2. Base Capital / Solvency Necessities
Beneath the brand new framework, SCS issuers can be required to keep up a base capital always which is the upper of: (i) SGD$1 million; or (ii) 50% of their annual working bills.
Moreover, such issuers can be required to carry always liquid belongings valued on the greater of: (i) 50% of annual working bills; or (ii) an quantity that the SCS issuer decided is critical to attain restoration or an orderly wind-down. The latter quantity can be topic to impartial audits on at the very least an annual foundation.
3. Enterprise Restrictions
An SCS issuer shouldn’t undertake actions that introduce further dangers, corresponding to lending providers, dealing, or fund administration providers. Such actions can nonetheless be performed from different associated entities if the SCS issuer doesn’t maintain a stake within the associated entity.
4. Disclosure / Redemption Necessities
The MAS would require issuers of MAS-regulated stablecoins to publish and keep a white paper on their company web sites, to reveal data corresponding to: (i) the outline of the SCS; (ii) the rights and obligations of the SCS issuer and SCS holders; and (iii) the dangers that may have an effect on the soundness of the SCS worth and talent of the SCS issuer to fulfil its obligations. As a matter of fine follow, the white paper ought to be accompanied by a factsheet summarising the important thing data related to the SCS holders.
An SCS issuer should specify and disclose that every one the holders of its SCS would have a direct authorized proper to redeem the SCS for the pegged forex at par worth (or some other currencies of equal worth), and that redemption requests may be made at any time with the SCS issuer. Any situations that the SCS issuer needs to impose for redemptions, corresponding to charges and minimal redemption quantity, have to be cheap. Such situations should even be clearly disclosed on the SCS issuer’s company web site and some other communication channels with the general public relating to the SCS. An SCS issuer ought to return the par worth of the SCS to the SCS holder inside 5 enterprise days from receiving a authentic redemption request.
5. No Multi-jurisdictional Issuance
Following the general public session, the MAS has determined that it will not permit multi-jurisdictional issuance for stablecoins regulated below the brand new framework. SCS issuers can be required to problem solely out of Singapore if their SCS is to be recognised as a “MAS-regulated stablecoin”.
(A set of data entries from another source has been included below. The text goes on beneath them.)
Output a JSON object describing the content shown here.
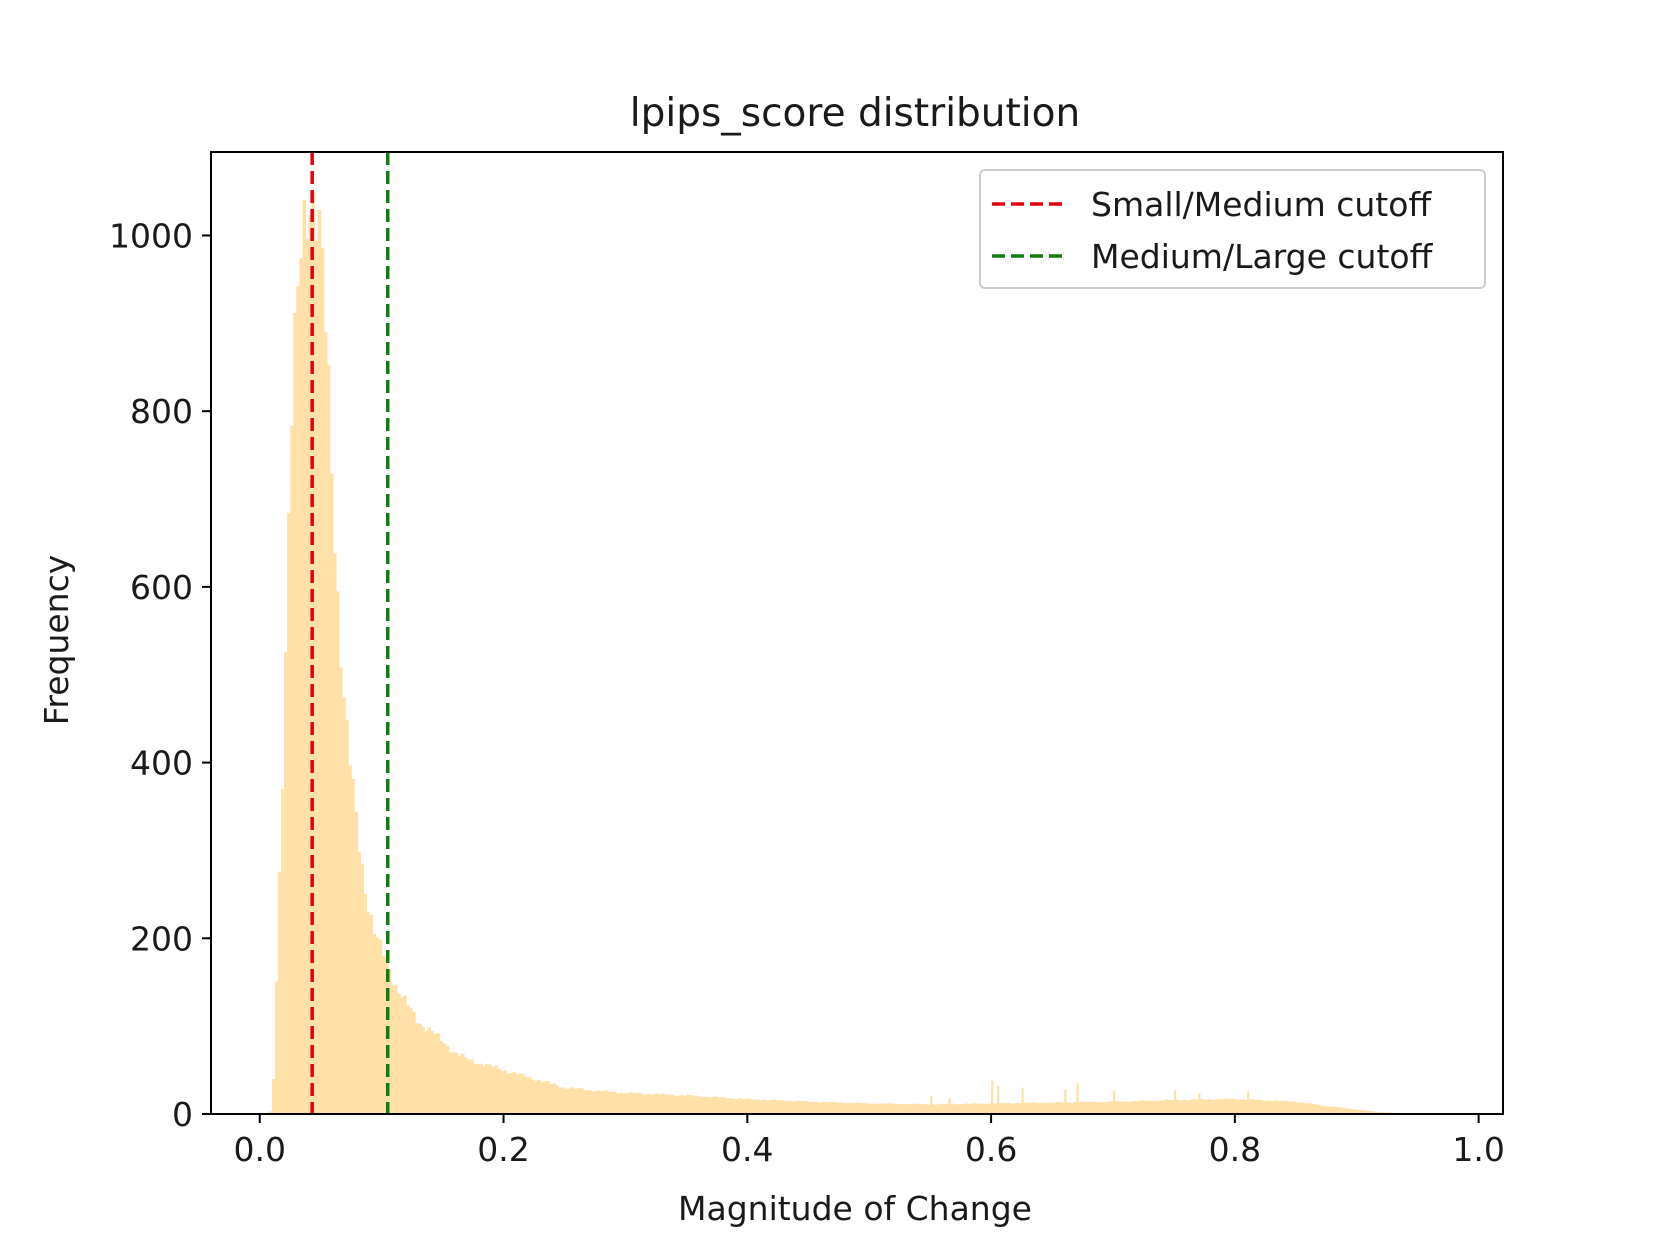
{
  "chart_data": {
    "type": "histogram",
    "title": "lpips_score distribution",
    "xlabel": "Magnitude of Change",
    "ylabel": "Frequency",
    "xlim": [
      -0.04,
      1.02
    ],
    "ylim": [
      0,
      1095
    ],
    "xticks": [
      0.0,
      0.2,
      0.4,
      0.6,
      0.8,
      1.0
    ],
    "xtick_labels": [
      "0.0",
      "0.2",
      "0.4",
      "0.6",
      "0.8",
      "1.0"
    ],
    "yticks": [
      0,
      200,
      400,
      600,
      800,
      1000
    ],
    "ytick_labels": [
      "0",
      "200",
      "400",
      "600",
      "800",
      "1000"
    ],
    "grid": false,
    "legend_position": "top-right",
    "bar_color": "#ffe0a8",
    "histogram_profile": {
      "x": [
        0.0,
        0.008,
        0.01,
        0.012,
        0.015,
        0.02,
        0.025,
        0.03,
        0.035,
        0.04,
        0.045,
        0.05,
        0.055,
        0.06,
        0.065,
        0.07,
        0.075,
        0.08,
        0.085,
        0.09,
        0.095,
        0.1,
        0.105,
        0.11,
        0.12,
        0.13,
        0.14,
        0.15,
        0.16,
        0.17,
        0.18,
        0.2,
        0.22,
        0.25,
        0.28,
        0.3,
        0.35,
        0.4,
        0.45,
        0.5,
        0.55,
        0.6,
        0.65,
        0.7,
        0.75,
        0.8,
        0.85,
        0.87,
        0.9,
        0.92,
        0.95
      ],
      "y": [
        0,
        0,
        8,
        60,
        220,
        450,
        750,
        900,
        1010,
        1060,
        1040,
        980,
        860,
        700,
        560,
        450,
        380,
        320,
        270,
        230,
        200,
        185,
        170,
        150,
        125,
        105,
        95,
        82,
        70,
        62,
        58,
        50,
        42,
        30,
        26,
        24,
        21,
        17,
        14,
        12,
        11,
        12,
        13,
        14,
        16,
        17,
        14,
        10,
        5,
        2,
        0
      ]
    },
    "spikes": [
      {
        "x": 0.55,
        "y": 20
      },
      {
        "x": 0.565,
        "y": 18
      },
      {
        "x": 0.6,
        "y": 38
      },
      {
        "x": 0.605,
        "y": 32
      },
      {
        "x": 0.625,
        "y": 30
      },
      {
        "x": 0.66,
        "y": 28
      },
      {
        "x": 0.67,
        "y": 35
      },
      {
        "x": 0.7,
        "y": 26
      },
      {
        "x": 0.75,
        "y": 27
      },
      {
        "x": 0.77,
        "y": 24
      },
      {
        "x": 0.81,
        "y": 26
      }
    ],
    "cutoffs": [
      {
        "label": "Small/Medium cutoff",
        "x": 0.043,
        "color": "#e3000f"
      },
      {
        "label": "Medium/Large cutoff",
        "x": 0.105,
        "color": "#107c10"
      }
    ]
  }
}
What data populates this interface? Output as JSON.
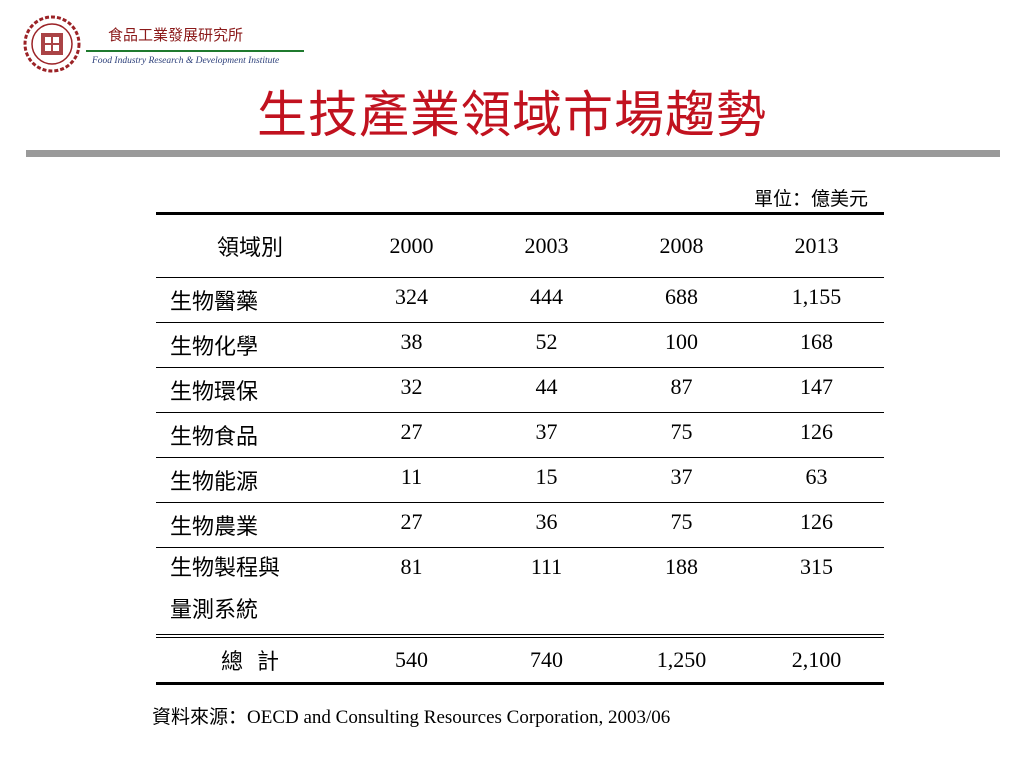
{
  "header": {
    "org_name": "食品工業發展研究所",
    "org_english": "Food Industry Research & Development Institute"
  },
  "colors": {
    "title_red": "#c1121f",
    "org_dark_red": "#8b1a1a",
    "underline_green": "#1f7a2e",
    "rule_gray": "#9a9a9a",
    "logo_red": "#9b2226"
  },
  "slide": {
    "title": "生技產業領域市場趨勢",
    "unit": "單位：億美元",
    "source": "資料來源：OECD and Consulting Resources Corporation, 2003/06"
  },
  "table": {
    "headers": [
      "領域別",
      "2000",
      "2003",
      "2008",
      "2013"
    ],
    "rows": [
      {
        "category": "生物醫藥",
        "values": [
          "324",
          "444",
          "688",
          "1,155"
        ]
      },
      {
        "category": "生物化學",
        "values": [
          "38",
          "52",
          "100",
          "168"
        ]
      },
      {
        "category": "生物環保",
        "values": [
          "32",
          "44",
          "87",
          "147"
        ]
      },
      {
        "category": "生物食品",
        "values": [
          "27",
          "37",
          "75",
          "126"
        ]
      },
      {
        "category": "生物能源",
        "values": [
          "11",
          "15",
          "37",
          "63"
        ]
      },
      {
        "category": "生物農業",
        "values": [
          "27",
          "36",
          "75",
          "126"
        ]
      },
      {
        "category": "生物製程與\n量測系統",
        "values": [
          "81",
          "111",
          "188",
          "315"
        ]
      }
    ],
    "total": {
      "label": "總  計",
      "values": [
        "540",
        "740",
        "1,250",
        "2,100"
      ]
    }
  }
}
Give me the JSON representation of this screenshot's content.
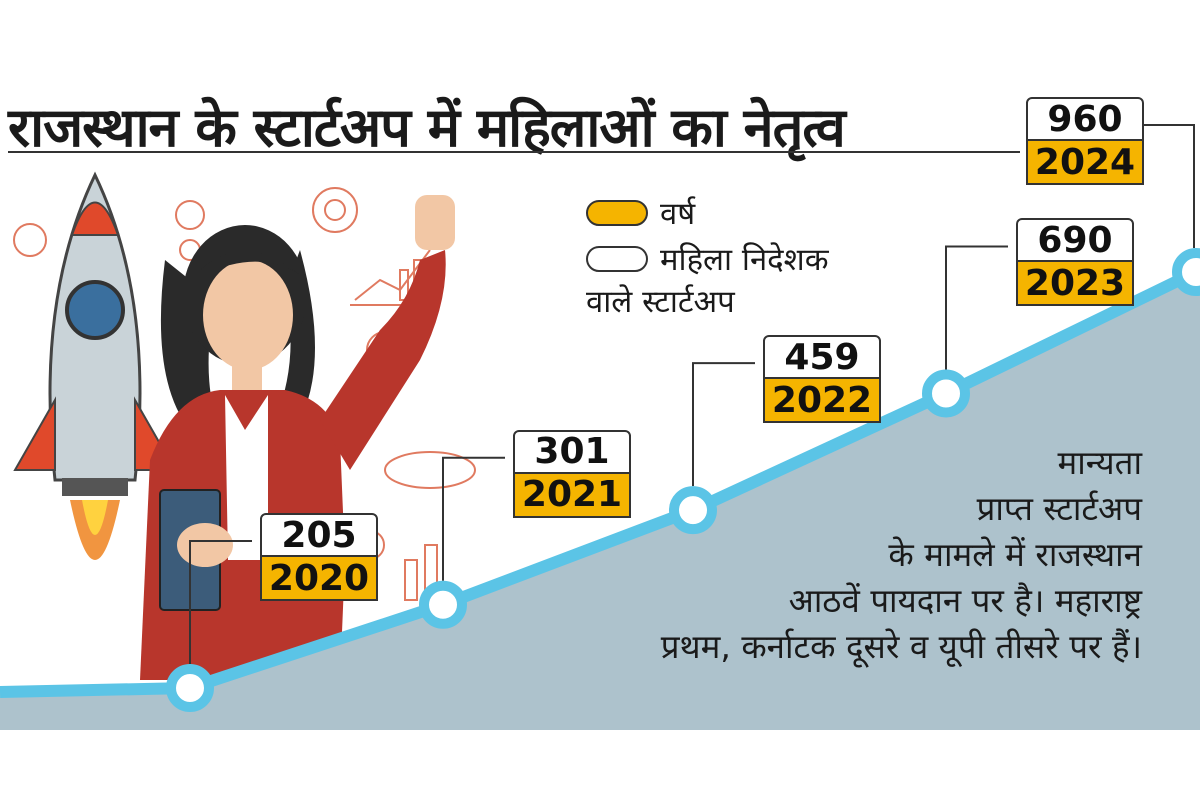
{
  "header": {
    "title": "राजस्थान के स्टार्टअप में महिलाओं का नेतृत्व"
  },
  "legend": {
    "year_label": "वर्ष",
    "count_label_line1": "महिला निदेशक",
    "count_label_line2": "वाले स्टार्टअप"
  },
  "note": {
    "lines": [
      "मान्यता",
      "प्राप्त स्टार्टअप",
      "के मामले में राजस्थान",
      "आठवें पायदान पर है। महाराष्ट्र",
      "प्रथम, कर्नाटक दूसरे व यूपी तीसरे पर हैं।"
    ]
  },
  "colors": {
    "line": "#5bc4e6",
    "area": "#adc2cc",
    "year_box": "#f5b400"
  },
  "chart_data": {
    "type": "area",
    "x": [
      "2020",
      "2021",
      "2022",
      "2023",
      "2024"
    ],
    "series": [
      {
        "name": "महिला निदेशक वाले स्टार्टअप",
        "values": [
          205,
          301,
          459,
          690,
          960
        ]
      }
    ],
    "title": "राजस्थान के स्टार्टअप में महिलाओं का नेतृत्व",
    "legend_position": "top-right"
  }
}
Apart from these necessities, the MAS will additional amend the PS Act to empower it to oversee stablecoin preparations. These embody: (i) the ability to gather data on stablecoin preparations from related individuals in Singapore, corresponding to SCS intermediaries and validators of transactions; and (ii) bringing “systemic” stablecoin preparations (i.e., stablecoins that are deemed important sufficient such that disruptions to the preparations may disrupt or have an effect on public confidence in Singapore’s monetary system) throughout the scope of the PS Act’s designated cost system framework.
Stakeholders ought to take into account the necessities of the brand new stablecoin framework and the potential influence on operations in Singapore.
The MAS has famous beforehand that additional particulars on the regulatory necessities, legislative amendments, and transitional preparations shall be individually revealed for session after it has finalised the regulatory method to stablecoins.
Latham & Watkins will proceed to analyse and report on the brand new stablecoin regulatory framework.
 The G10 currencies are the Australian greenback, British pound sterling, Canadian greenback, euro, Japanese yen, New Zealand greenback, Norwegian krone, Swedish krona, Swiss franc and the US greenback.